Promoting our narrow viewpoint becomes a way of life to us, it becomes ‘the only way of life we are capable of understanding’ and because of this we ‘unconditionally dedicate ourselves to the cause’. We commit to ‘fighting the good fight’ (we commit to ‘resisting Satan and all his works’) and we get to feel good (or bad) about ourselves on this on the strength of how well we’re doing in this struggle. Great benefits – the ultimate benefit, in fact – will come our way if only we can ‘stay true to the cause’ and keep on ‘plugging the agenda that we’re supposed to be plugging’. We are given to understand that our inflexibility will be richly rewarded, in other words. We will go to heaven for sure…
Inflexibility (which is to say close-mindedness) is never rewarded by nature, however, even if it is by our human systems.

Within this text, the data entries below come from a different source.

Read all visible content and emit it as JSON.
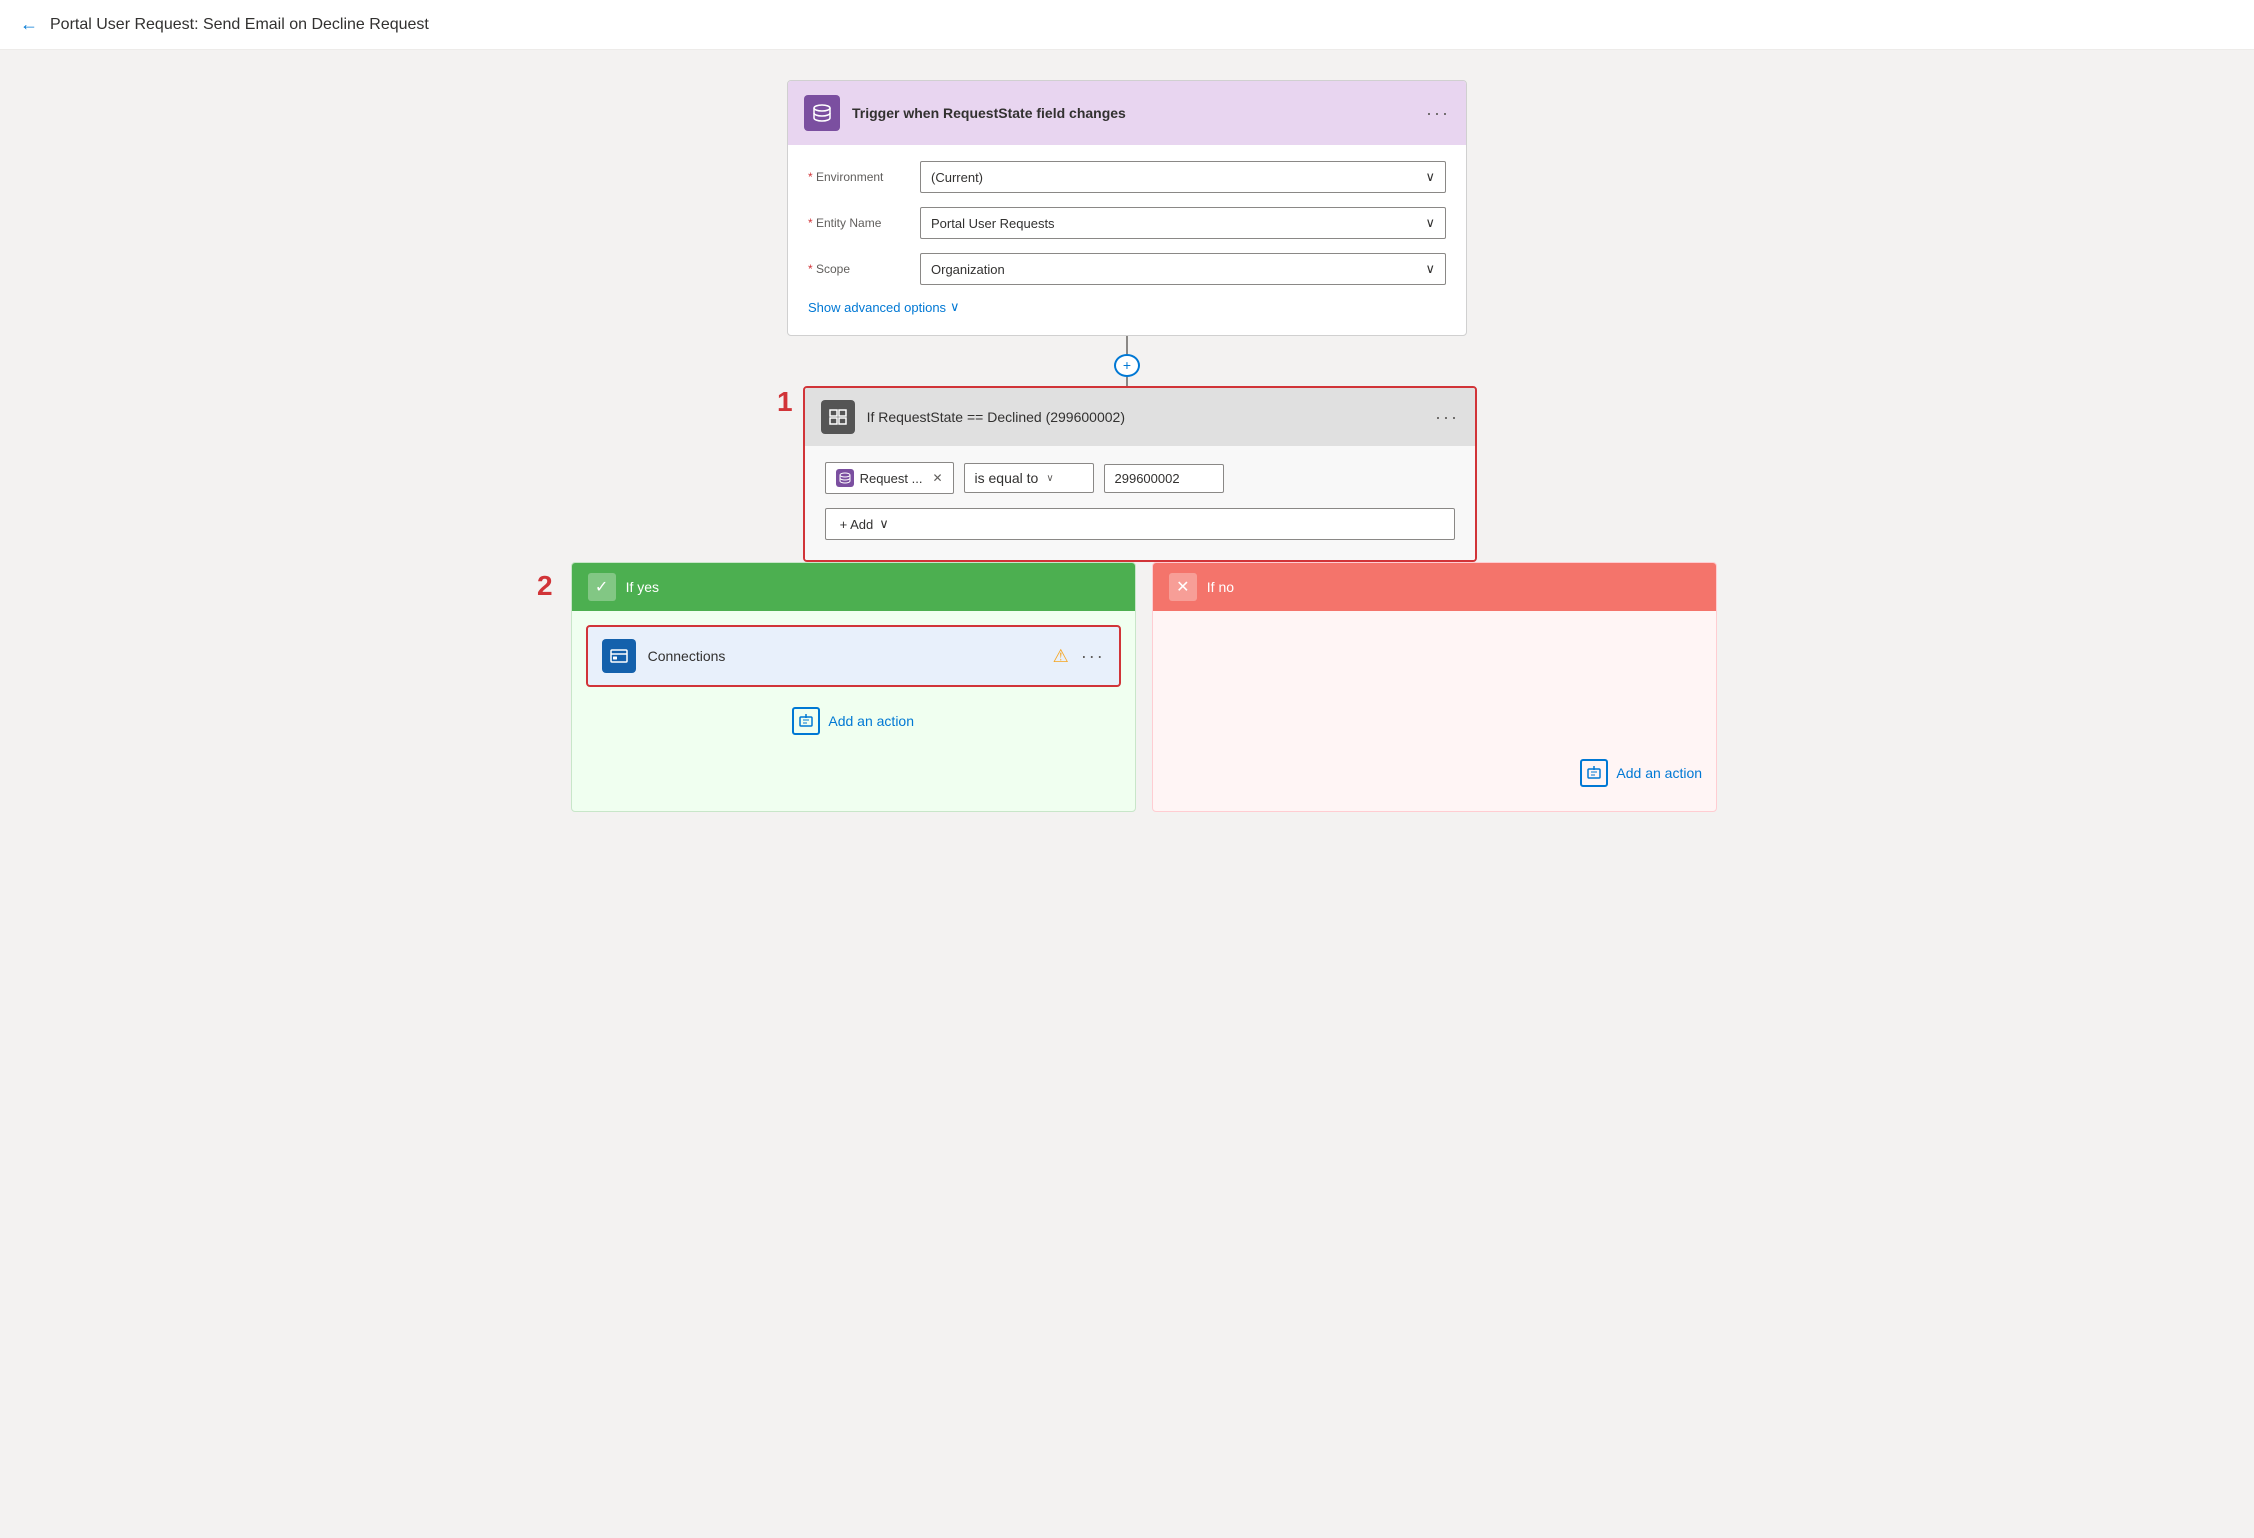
{
  "header": {
    "back_label": "←",
    "title": "Portal User Request: Send Email on Decline Request"
  },
  "trigger": {
    "icon": "🗄",
    "title": "Trigger when RequestState field changes",
    "more": "···",
    "fields": [
      {
        "label": "* Environment",
        "value": "(Current)"
      },
      {
        "label": "* Entity Name",
        "value": "Portal User Requests"
      },
      {
        "label": "* Scope",
        "value": "Organization"
      }
    ],
    "advanced_link": "Show advanced options",
    "advanced_chevron": "∨"
  },
  "connector": {
    "plus": "+"
  },
  "condition": {
    "step_number": "1",
    "icon": "⊞",
    "title": "If RequestState == Declined (299600002)",
    "more": "···",
    "token_icon": "🗄",
    "token_text": "Request ...",
    "operator_text": "is equal to",
    "value_text": "299600002",
    "add_label": "+ Add",
    "add_chevron": "∨"
  },
  "branches": {
    "yes": {
      "check": "✓",
      "label": "If yes",
      "action": {
        "icon": "O",
        "label": "Connections",
        "warning": "⚠",
        "more": "···"
      },
      "add_action_label": "Add an action"
    },
    "no": {
      "x": "✕",
      "label": "If no",
      "add_action_label": "Add an action"
    }
  },
  "step_number_2": "2"
}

Or, if we want to say that it is rewarded – which in a way it is – then we can say that it is rewarded with ongoing misery, dissatisfaction and frustration. That’s our prize. We absolutely have to get our own way – there’s no negotiation on this – and yet at the same time we’re never going to. Failure is not an option, as we are so fond of saying, and yet failure is all that we are looking at here! Failure is the only option, if only we could see it. Ignominious failure is all that there is on the table for the permanently deluded ‘conditioned self’…

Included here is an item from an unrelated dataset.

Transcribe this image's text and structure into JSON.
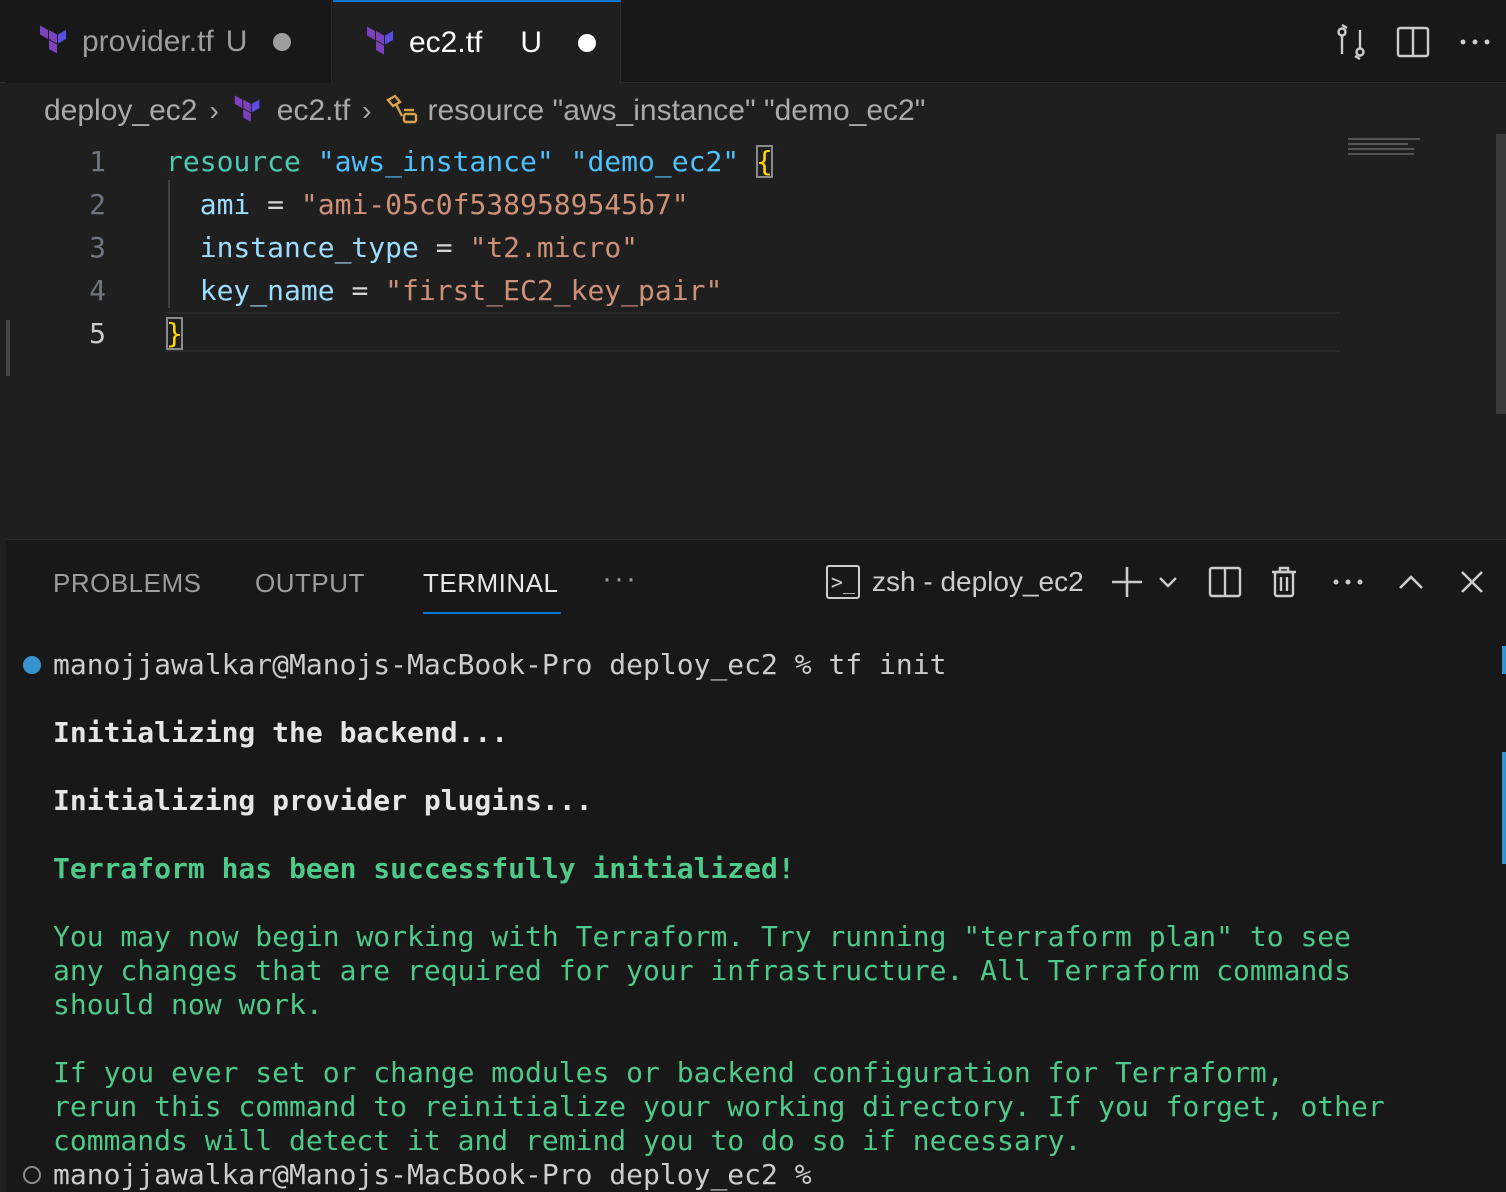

Promoting our narrow viewpoint is all we’re interested in, all we value, all we ever do, and yet not only is there no ‘benefit’ in this, there’s also no point to it – it’s a ‘futile obsession; and it will bring us nothing but pain. It’s not as if there’s anything special about the viewpoint we’re promoting (it’s not as if our VP is actually ‘true’) but because we have latched onto it in the first place we refuse to be dissuaded from our promotional efforts. This is tautological logic – I want it because I want it, I must have it because I’ve decided that I must have it. We trap ourselves with this logic, which is – we might say – the same thing as ‘the logic of personal will’; we’re incapable of ‘seeing the trap’ because we’re incapable of questioning ourselves! We’re not in the business of questioning our assumed VP, after all – the whole point is that we’re not interested in questioning our VP.
To see that all numbers are random numbers, and that it is only our conceit to say that that there is such a thing as ‘a non-random number’ takes beyond the domain of mathematics – the ramifications here are profound and wide-reaching, to say the least. What this means is that our way of understanding the world (which of course we base everything on) is also nothing more than a ‘conceit’. It’s not just the case that our modality of operating in the world is based on a fiction, based on a ‘whimsical idea that we refuse to question’, but also that who we fundamentally consider ourselves to be is ‘a fiction’, a mere ‘whimsical notion’ that we have rendered ourselves incapable of investigating. We can say that the narrow and arbitrary viewpoint which we are locked into promoting is the thinking mind, and we could also – and equivalently – simply say that it is the conditioned identity or ‘self’.